Spring onion pancake
The recipe can be increased, decreased. I halved the original recipe and ended up with one pansized pancake, and I ate it all, and enjoyed it.
- 1 cup plain flour
- 1/4 cup of warm water + more (if necessary)
- 2 spring onions, finely sliced
- Sesame oil
Make your dough by adding the warm water to the flour and incorporating well. You want the dough to be come off the sides easily but be barely sticky but not rock hard, so add more water as you see need be. Cover with a damp tea towel and let sit for 30 minutes so the dough can relax.
After resting, roll your dough out to about 5mm thin. If you’re doubling the recipe, divide the dough into two pieces first before rolling out.
Brush with sesame oil and sprinkle lots of salt over it. Add the spring onions (up to you!). Pick up one end of the round and begin rolling it into a tight little cigar.
Pinch the ends, then twist the dough into a snail. Let it rest for about 10 minutes. Then roll it out to the thickness you want (I’d say 5-10 mm thin).

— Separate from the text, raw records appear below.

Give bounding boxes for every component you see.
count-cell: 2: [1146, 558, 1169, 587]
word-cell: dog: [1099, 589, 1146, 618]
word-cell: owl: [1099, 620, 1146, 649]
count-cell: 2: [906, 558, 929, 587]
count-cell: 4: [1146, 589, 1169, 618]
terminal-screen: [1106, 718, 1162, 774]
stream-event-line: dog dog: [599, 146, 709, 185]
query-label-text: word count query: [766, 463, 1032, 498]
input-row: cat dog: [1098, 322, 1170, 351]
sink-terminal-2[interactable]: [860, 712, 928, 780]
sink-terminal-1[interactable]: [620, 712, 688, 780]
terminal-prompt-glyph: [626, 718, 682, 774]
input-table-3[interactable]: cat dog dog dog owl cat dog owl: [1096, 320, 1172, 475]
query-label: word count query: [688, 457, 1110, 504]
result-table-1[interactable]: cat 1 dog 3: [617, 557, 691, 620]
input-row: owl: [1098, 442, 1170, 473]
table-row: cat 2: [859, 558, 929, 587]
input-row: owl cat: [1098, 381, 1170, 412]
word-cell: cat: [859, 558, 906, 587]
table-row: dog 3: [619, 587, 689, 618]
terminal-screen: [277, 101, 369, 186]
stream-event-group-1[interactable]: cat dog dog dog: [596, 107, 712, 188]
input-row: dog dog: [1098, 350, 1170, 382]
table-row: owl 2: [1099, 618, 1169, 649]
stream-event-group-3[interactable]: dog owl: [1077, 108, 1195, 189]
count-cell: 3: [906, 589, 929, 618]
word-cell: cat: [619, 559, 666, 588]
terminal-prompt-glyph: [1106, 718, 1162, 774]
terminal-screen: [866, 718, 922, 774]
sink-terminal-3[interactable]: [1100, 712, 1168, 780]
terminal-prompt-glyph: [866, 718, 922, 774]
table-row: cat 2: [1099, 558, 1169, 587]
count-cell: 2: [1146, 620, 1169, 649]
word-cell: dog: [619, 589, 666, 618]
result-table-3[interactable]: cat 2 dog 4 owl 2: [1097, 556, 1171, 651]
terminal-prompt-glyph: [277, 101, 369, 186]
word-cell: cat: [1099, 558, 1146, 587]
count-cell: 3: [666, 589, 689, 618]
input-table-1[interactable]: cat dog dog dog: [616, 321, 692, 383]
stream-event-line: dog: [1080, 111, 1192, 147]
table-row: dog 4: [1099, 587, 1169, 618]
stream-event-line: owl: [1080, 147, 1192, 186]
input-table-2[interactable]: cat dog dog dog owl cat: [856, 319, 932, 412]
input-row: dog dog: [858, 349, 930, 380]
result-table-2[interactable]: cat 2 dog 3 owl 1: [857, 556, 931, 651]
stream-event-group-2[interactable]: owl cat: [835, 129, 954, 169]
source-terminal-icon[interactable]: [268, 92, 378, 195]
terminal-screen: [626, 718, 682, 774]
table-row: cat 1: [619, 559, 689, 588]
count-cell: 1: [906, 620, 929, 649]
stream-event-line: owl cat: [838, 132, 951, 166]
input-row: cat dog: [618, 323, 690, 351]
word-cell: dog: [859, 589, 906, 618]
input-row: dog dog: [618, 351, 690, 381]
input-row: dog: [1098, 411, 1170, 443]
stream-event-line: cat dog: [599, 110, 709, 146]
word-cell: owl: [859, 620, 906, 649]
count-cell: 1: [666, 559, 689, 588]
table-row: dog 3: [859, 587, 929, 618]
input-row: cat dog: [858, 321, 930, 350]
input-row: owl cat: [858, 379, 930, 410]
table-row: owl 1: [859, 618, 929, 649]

Heat a non-stick pan and add oil — enough to just slightly coat the entire pan. Enough oil makes it crispy, and really, if you don’t make it crispy, what’s the point of this then?
Slice and eat while warm.
And just a photo to show the layers.
It’s a wonderful snacking food. I ate it all while watching the Saturday Night Live vids of Tina Fey as Sarah Palin. Hee-larious! And it was an afternoon well spent.